Junior doctors have said they will abandon next week’s two day strike if the government drops its threat to impose a new contract.

The British Medical Association wrote to health secretary Jeremy Hunt on Tuesday, ahead of plans for the the first ever full withdrawal of labour by junior doctors in England, due to take place next Tuesday and Wednesday.

Jeremy Hunt

Jeremy Hunt

Jeremy Hunt reiterated this week that he would impose a new contract

BMA junior doctors’ committee chair Johann Malawana urged Mr Hunt to “make the right decision for patients, doctors and the long term future of the NHS”.

Mr Hunt confirmed on Monday in Parliament that he would impose the new contract on junior doctors who join the NHS or change jobs from August.

Mr Malawana’s letter said: “‘With a week to go to the start of the first full walkout of doctors in this country, I am writing to make a clear offer in a bid to avert industrial action. Simply put, if the government will lift the imposition, junior doctors will call off next week’s strike action.

“The imposition of this contract is tremendously damaging to the morale of junior doctors and medical students and has resulted in a complete breakdown of trust between doctors and the government. It is this decision which has led to the current, lamentable situation, the resolution to which is now squarely in your hands.”

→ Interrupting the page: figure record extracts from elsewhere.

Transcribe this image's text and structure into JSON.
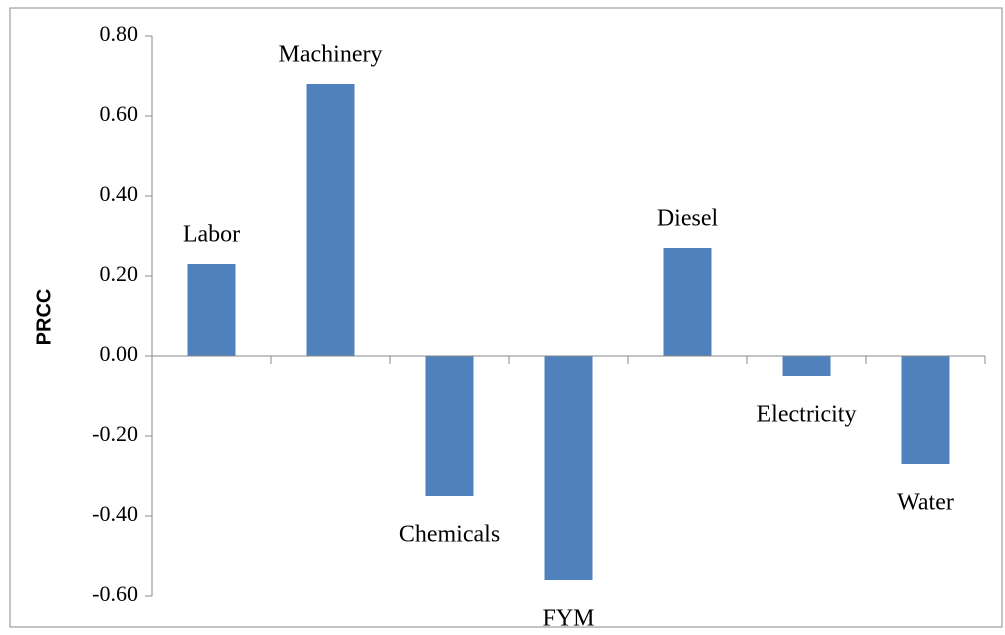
{
  "chart_data": {
    "type": "bar",
    "y_label": "PRCC",
    "categories": [
      "Labor",
      "Machinery",
      "Chemicals",
      "FYM",
      "Diesel",
      "Electricity",
      "Water"
    ],
    "values": [
      0.23,
      0.68,
      -0.35,
      -0.56,
      0.27,
      -0.05,
      -0.27
    ],
    "color": "#4f81bd",
    "ylim": [
      -0.6,
      0.8
    ],
    "yticks": [
      {
        "value": -0.6,
        "label": "-0.60"
      },
      {
        "value": -0.4,
        "label": "-0.40"
      },
      {
        "value": -0.2,
        "label": "-0.20"
      },
      {
        "value": 0,
        "label": "0.00"
      },
      {
        "value": 0.2,
        "label": "0.20"
      },
      {
        "value": 0.4,
        "label": "0.40"
      },
      {
        "value": 0.6,
        "label": "0.60"
      },
      {
        "value": 0.8,
        "label": "0.80"
      }
    ],
    "grid": false
  }
}
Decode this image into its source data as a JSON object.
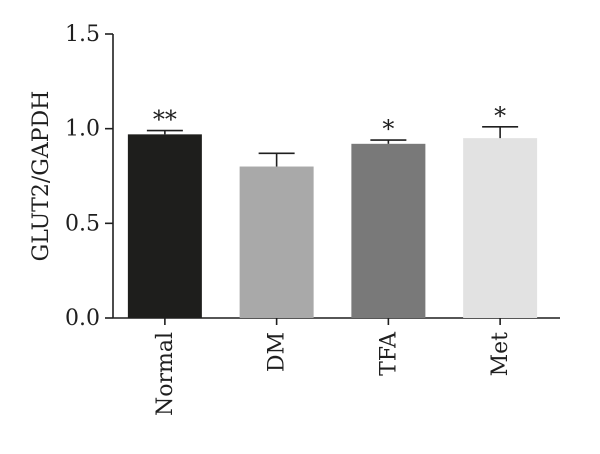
{
  "chart_data": {
    "type": "bar",
    "title": "",
    "xlabel": "",
    "ylabel": "GLUT2/GAPDH",
    "ylim": [
      0.0,
      1.5
    ],
    "yticks": [
      "0.0",
      "0.5",
      "1.0",
      "1.5"
    ],
    "categories": [
      "Normal",
      "DM",
      "TFA",
      "Met"
    ],
    "values": [
      0.97,
      0.8,
      0.92,
      0.95
    ],
    "errors": [
      0.02,
      0.07,
      0.02,
      0.06
    ],
    "significance": [
      "**",
      "",
      "*",
      "*"
    ],
    "colors": [
      "#1e1e1c",
      "#a9a9a9",
      "#797979",
      "#e2e2e2"
    ],
    "grid": false,
    "legend": "none"
  }
}
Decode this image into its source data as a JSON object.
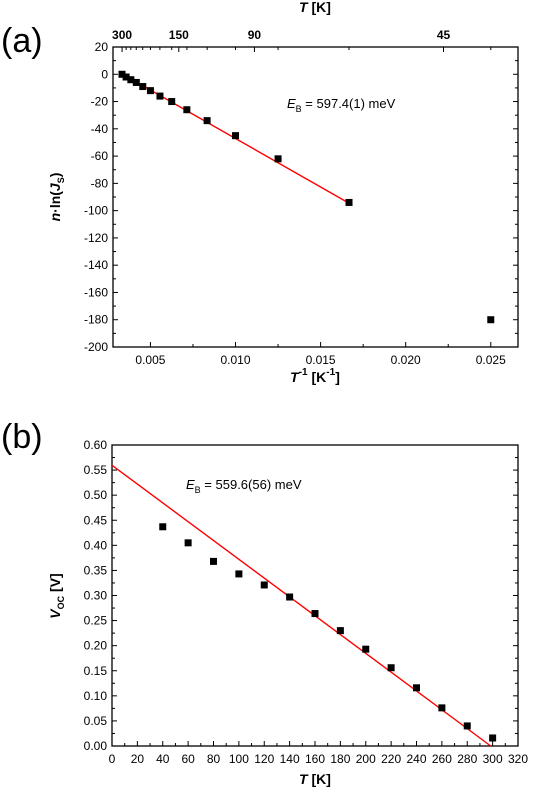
{
  "chart_data": [
    {
      "type": "scatter",
      "panel_label": "(a)",
      "xlabel_main": "T",
      "xlabel_sup": "-1",
      "xlabel_unit": "[K",
      "xlabel_unit_sup": "-1",
      "xlabel_close": "]",
      "xlim": [
        0.0028,
        0.0266
      ],
      "ylim": [
        -200,
        20
      ],
      "xticks": [
        0.005,
        0.01,
        0.015,
        0.02,
        0.025
      ],
      "xtick_labels": [
        "0.005",
        "0.010",
        "0.015",
        "0.020",
        "0.025"
      ],
      "yticks": [
        20,
        0,
        -20,
        -40,
        -60,
        -80,
        -100,
        -120,
        -140,
        -160,
        -180,
        -200
      ],
      "ytick_labels": [
        "20",
        "0",
        "-20",
        "-40",
        "-60",
        "-80",
        "-100",
        "-120",
        "-140",
        "-160",
        "-180",
        "-200"
      ],
      "top_axis": {
        "label_main": "T",
        "label_unit": "[K]",
        "ticks_T": [
          300,
          150,
          90,
          45
        ],
        "tick_labels": [
          "300",
          "150",
          "90",
          "45"
        ],
        "minor_ticks_T": [
          280,
          260,
          240,
          220,
          200,
          180,
          160,
          140,
          120,
          100,
          80,
          60,
          40
        ]
      },
      "ylabel_parts": [
        "n",
        "·ln(",
        "J",
        "S",
        ")"
      ],
      "series": [
        {
          "kind": "points",
          "color": "#000000",
          "x": [
            0.00333,
            0.00357,
            0.00385,
            0.00417,
            0.00455,
            0.005,
            0.00556,
            0.00625,
            0.00714,
            0.00833,
            0.01,
            0.0125,
            0.01667,
            0.025
          ],
          "y": [
            0,
            -2,
            -4,
            -6,
            -9,
            -12,
            -16,
            -20,
            -26,
            -34,
            -45,
            -62,
            -94,
            -180
          ]
        },
        {
          "kind": "line",
          "color": "#ff0000",
          "x": [
            0.0033,
            0.0166
          ],
          "y": [
            0.5,
            -94
          ]
        }
      ],
      "annotation": {
        "text_main": "E",
        "text_sub": "B",
        "text_rest": " = 597.4(1) meV"
      }
    },
    {
      "type": "scatter",
      "panel_label": "(b)",
      "xlabel_main": "T",
      "xlabel_unit": " [K]",
      "ylabel_main": "V",
      "ylabel_sub": "OC",
      "ylabel_unit": " [V]",
      "xlim": [
        0,
        320
      ],
      "ylim": [
        0,
        0.6
      ],
      "xticks": [
        0,
        20,
        40,
        60,
        80,
        100,
        120,
        140,
        160,
        180,
        200,
        220,
        240,
        260,
        280,
        300,
        320
      ],
      "xtick_labels": [
        "0",
        "20",
        "40",
        "60",
        "80",
        "100",
        "120",
        "140",
        "160",
        "180",
        "200",
        "220",
        "240",
        "260",
        "280",
        "300",
        "320"
      ],
      "yticks": [
        0,
        0.05,
        0.1,
        0.15,
        0.2,
        0.25,
        0.3,
        0.35,
        0.4,
        0.45,
        0.5,
        0.55,
        0.6
      ],
      "ytick_labels": [
        "0.00",
        "0.05",
        "0.10",
        "0.15",
        "0.20",
        "0.25",
        "0.30",
        "0.35",
        "0.40",
        "0.45",
        "0.50",
        "0.55",
        "0.60"
      ],
      "series": [
        {
          "kind": "points",
          "color": "#000000",
          "x": [
            40,
            60,
            80,
            100,
            120,
            140,
            160,
            180,
            200,
            220,
            240,
            260,
            280,
            300
          ],
          "y": [
            0.437,
            0.405,
            0.368,
            0.343,
            0.321,
            0.297,
            0.264,
            0.23,
            0.193,
            0.156,
            0.116,
            0.076,
            0.04,
            0.016
          ]
        },
        {
          "kind": "line",
          "color": "#ff0000",
          "x": [
            0,
            298.5
          ],
          "y": [
            0.5596,
            0.0
          ]
        }
      ],
      "annotation": {
        "text_main": "E",
        "text_sub": "B",
        "text_rest": " =  559.6(56) meV"
      }
    }
  ]
}
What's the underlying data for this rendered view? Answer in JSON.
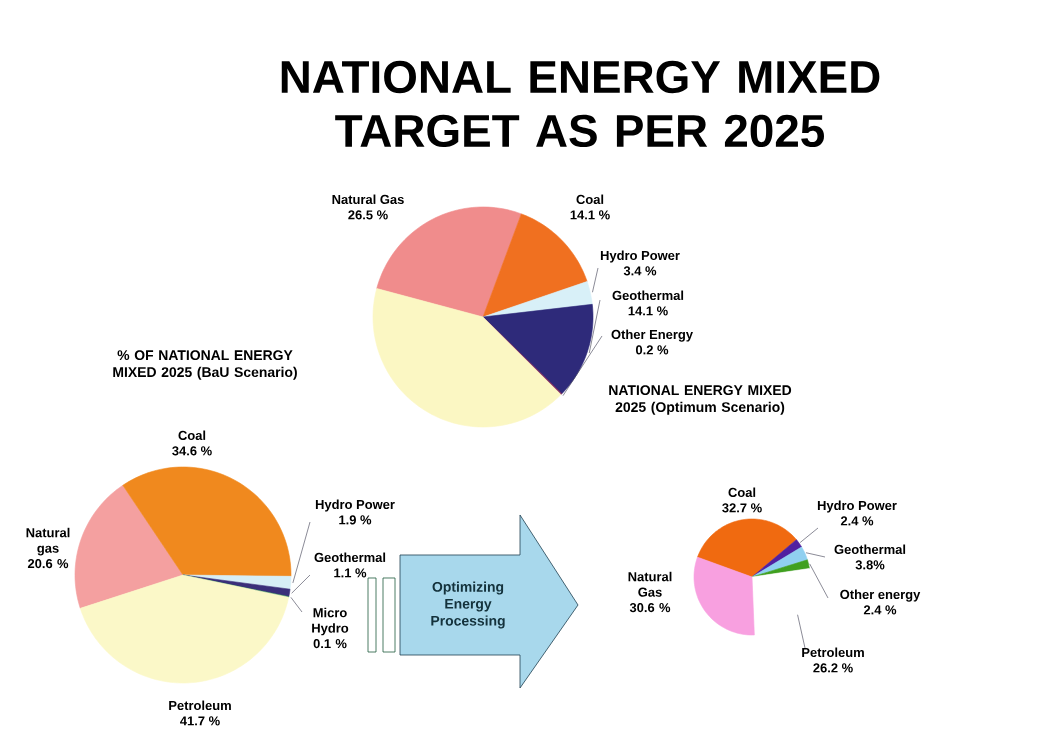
{
  "chart_data": [
    {
      "type": "pie",
      "title": "NATIONAL ENERGY MIXED TARGET AS PER 2025",
      "categories": [
        "Natural Gas",
        "Coal",
        "Hydro Power",
        "Geothermal",
        "Other Energy",
        null
      ],
      "values": [
        26.5,
        14.1,
        3.4,
        14.1,
        0.2,
        41.7
      ],
      "value_labels": [
        "26.5 %",
        "14.1 %",
        "3.4 %",
        "14.1 %",
        "0.2 %",
        null
      ],
      "colors": [
        "#f08c8c",
        "#f07020",
        "#d8f0f8",
        "#2e2a7a",
        "#7a1f5a",
        "#fbf7c3"
      ]
    },
    {
      "type": "pie",
      "title": "% OF NATIONAL ENERGY MIXED 2025 (BaU Scenario)",
      "categories": [
        "Natural gas",
        "Coal",
        "Hydro Power",
        "Geothermal",
        "Micro Hydro",
        "Petroleum"
      ],
      "values": [
        20.6,
        34.6,
        1.9,
        1.1,
        0.1,
        41.7
      ],
      "value_labels": [
        "20.6 %",
        "34.6 %",
        "1.9 %",
        "1.1 %",
        "0.1 %",
        "41.7 %"
      ],
      "colors": [
        "#f4a0a0",
        "#f0891e",
        "#d6eef6",
        "#3a2f7a",
        "#2e7d5a",
        "#fbf8c8"
      ],
      "annotations": [
        "Optimizing Energy Processing"
      ]
    },
    {
      "type": "pie",
      "title": "NATIONAL ENERGY MIXED 2025 (Optimum Scenario)",
      "categories": [
        "Coal",
        "Hydro Power",
        "Geothermal",
        "Other energy",
        "Petroleum",
        "Natural Gas"
      ],
      "values": [
        32.7,
        2.4,
        3.8,
        2.4,
        26.2,
        30.6
      ],
      "value_labels": [
        "32.7 %",
        "2.4 %",
        "3.8%",
        "2.4 %",
        "26.2 %",
        "30.6 %"
      ],
      "colors": [
        "#f06a10",
        "#5020a0",
        "#90d0f0",
        "#40a020",
        "#ffffff",
        "#f8a0e0"
      ]
    }
  ]
}
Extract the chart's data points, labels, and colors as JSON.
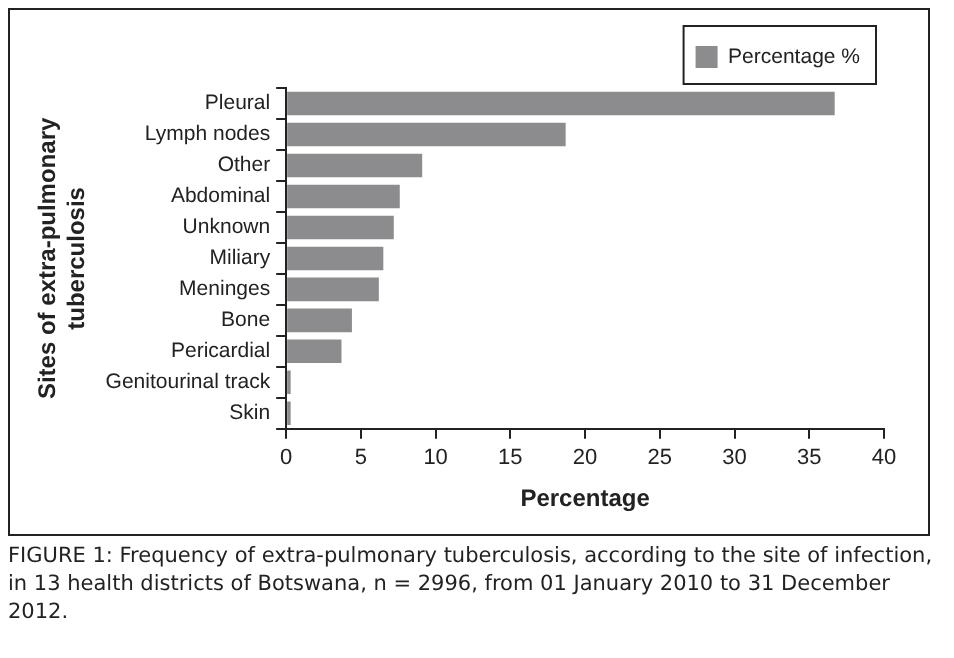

A Department of Health spokesman told HSJ: “We have today written to the BMA to make clear that it is not credible to call for imposition to be lifted when they refused to negotiate on the one remaining issue of Saturday pay that separates the two sides.

“More than 500 doctors have already signed up to a new contract that was 90 per cent agreed with the BMA, following 75 meetings and 73 concessions made by the government.”

This story was updated at 5.10pm on 19 April to include the DH’s response.